A three-year, $1.2 million grant from the National Science Foundation (NSF) will help Marculescu and her team investigate and ultimately control large-scale sustainable energy harvesting in river networks. Her team is banking on the efficiency of an environmentally friendly alternative, known as hydrokinetic or run-of-the-river power extraction, which harvests a small portion of kinetic energy in the river at multiple locations.

In addition to Diana Marculescu, the team, with expertise in electrical and computer engineering includes R. Marculescu, a CMU ECE professor; P. Bogdan of EE-Systems at the University of Southern California and a 2011 CMU engineering graduate; F. Liu of IBM and a 1999 CMU engineering alumnus; B. Hodges of the CAEE Department at the University of Texas-Austin; and S. Blumsack of the EME Department at Penn State and a 2006 CMU engineering graduate.

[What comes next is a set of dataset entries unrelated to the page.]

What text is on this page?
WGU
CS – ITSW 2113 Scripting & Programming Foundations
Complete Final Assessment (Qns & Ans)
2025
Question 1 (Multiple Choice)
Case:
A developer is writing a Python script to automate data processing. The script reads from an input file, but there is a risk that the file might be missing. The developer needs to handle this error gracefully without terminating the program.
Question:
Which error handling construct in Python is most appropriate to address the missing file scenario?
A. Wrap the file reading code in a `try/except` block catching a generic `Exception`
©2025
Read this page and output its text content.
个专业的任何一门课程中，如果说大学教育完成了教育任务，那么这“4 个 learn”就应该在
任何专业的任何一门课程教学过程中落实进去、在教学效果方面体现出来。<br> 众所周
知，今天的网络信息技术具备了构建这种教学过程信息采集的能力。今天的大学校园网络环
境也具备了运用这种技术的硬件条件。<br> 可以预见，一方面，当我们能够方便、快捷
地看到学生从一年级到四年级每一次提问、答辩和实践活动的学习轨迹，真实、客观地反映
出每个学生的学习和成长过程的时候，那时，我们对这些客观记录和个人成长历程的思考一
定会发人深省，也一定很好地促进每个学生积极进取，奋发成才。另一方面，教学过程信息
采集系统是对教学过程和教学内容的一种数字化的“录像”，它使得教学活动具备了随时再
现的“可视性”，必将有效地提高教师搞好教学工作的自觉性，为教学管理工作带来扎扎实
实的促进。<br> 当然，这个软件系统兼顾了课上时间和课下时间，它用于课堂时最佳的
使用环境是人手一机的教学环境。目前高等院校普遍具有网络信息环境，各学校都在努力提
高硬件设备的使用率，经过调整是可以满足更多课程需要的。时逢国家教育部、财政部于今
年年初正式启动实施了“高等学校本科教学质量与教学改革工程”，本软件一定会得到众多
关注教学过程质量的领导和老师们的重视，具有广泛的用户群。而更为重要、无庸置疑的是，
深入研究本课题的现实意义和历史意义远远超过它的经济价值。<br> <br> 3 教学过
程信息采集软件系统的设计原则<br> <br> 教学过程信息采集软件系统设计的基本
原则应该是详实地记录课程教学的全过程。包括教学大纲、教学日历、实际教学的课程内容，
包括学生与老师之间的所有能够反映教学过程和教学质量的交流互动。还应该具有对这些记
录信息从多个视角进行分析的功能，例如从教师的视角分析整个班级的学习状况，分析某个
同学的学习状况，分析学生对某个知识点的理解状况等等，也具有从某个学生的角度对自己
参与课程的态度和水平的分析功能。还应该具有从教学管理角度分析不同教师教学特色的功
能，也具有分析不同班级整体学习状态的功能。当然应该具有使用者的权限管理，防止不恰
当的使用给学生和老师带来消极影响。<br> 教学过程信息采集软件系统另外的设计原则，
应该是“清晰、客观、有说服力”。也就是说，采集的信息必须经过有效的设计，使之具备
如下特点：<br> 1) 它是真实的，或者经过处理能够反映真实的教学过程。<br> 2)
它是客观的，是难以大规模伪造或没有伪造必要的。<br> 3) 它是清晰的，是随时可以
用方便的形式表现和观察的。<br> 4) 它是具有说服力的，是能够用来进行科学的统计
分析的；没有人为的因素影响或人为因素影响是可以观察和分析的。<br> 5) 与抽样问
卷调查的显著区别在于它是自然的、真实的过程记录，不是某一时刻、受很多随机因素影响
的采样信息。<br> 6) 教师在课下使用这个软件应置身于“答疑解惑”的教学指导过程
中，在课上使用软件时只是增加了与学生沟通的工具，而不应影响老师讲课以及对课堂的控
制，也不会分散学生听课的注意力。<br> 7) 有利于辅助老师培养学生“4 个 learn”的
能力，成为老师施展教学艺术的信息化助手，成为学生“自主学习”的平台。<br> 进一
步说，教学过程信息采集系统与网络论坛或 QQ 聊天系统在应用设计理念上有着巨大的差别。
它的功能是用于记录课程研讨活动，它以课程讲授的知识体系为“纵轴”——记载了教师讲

The team will build from the ground up multi-scale hierarchical models for analyzing large-scale river networks, hydropower project placement and control, much the same way as complex VLSI (Very Large Scale Integrated) chips are analyzed and built. Policy and environmental implications will tie everything together for a comprehensive treatment of the relatively new technology.

“There is a huge benefit to society in this work as we strive to create more sustainable ways to power our lives. Small footprint hydroelectric projects could create enough low-carbon energy to power an economy the size of Virginia while minimizing impact to the environment and surrounding communities,” said Marculescu said.

The research team also will study the impacts of how climate-aware planning for these distributed hydrokinetic power generators could help populations avoid catastrophic events like flooding or earthquakes.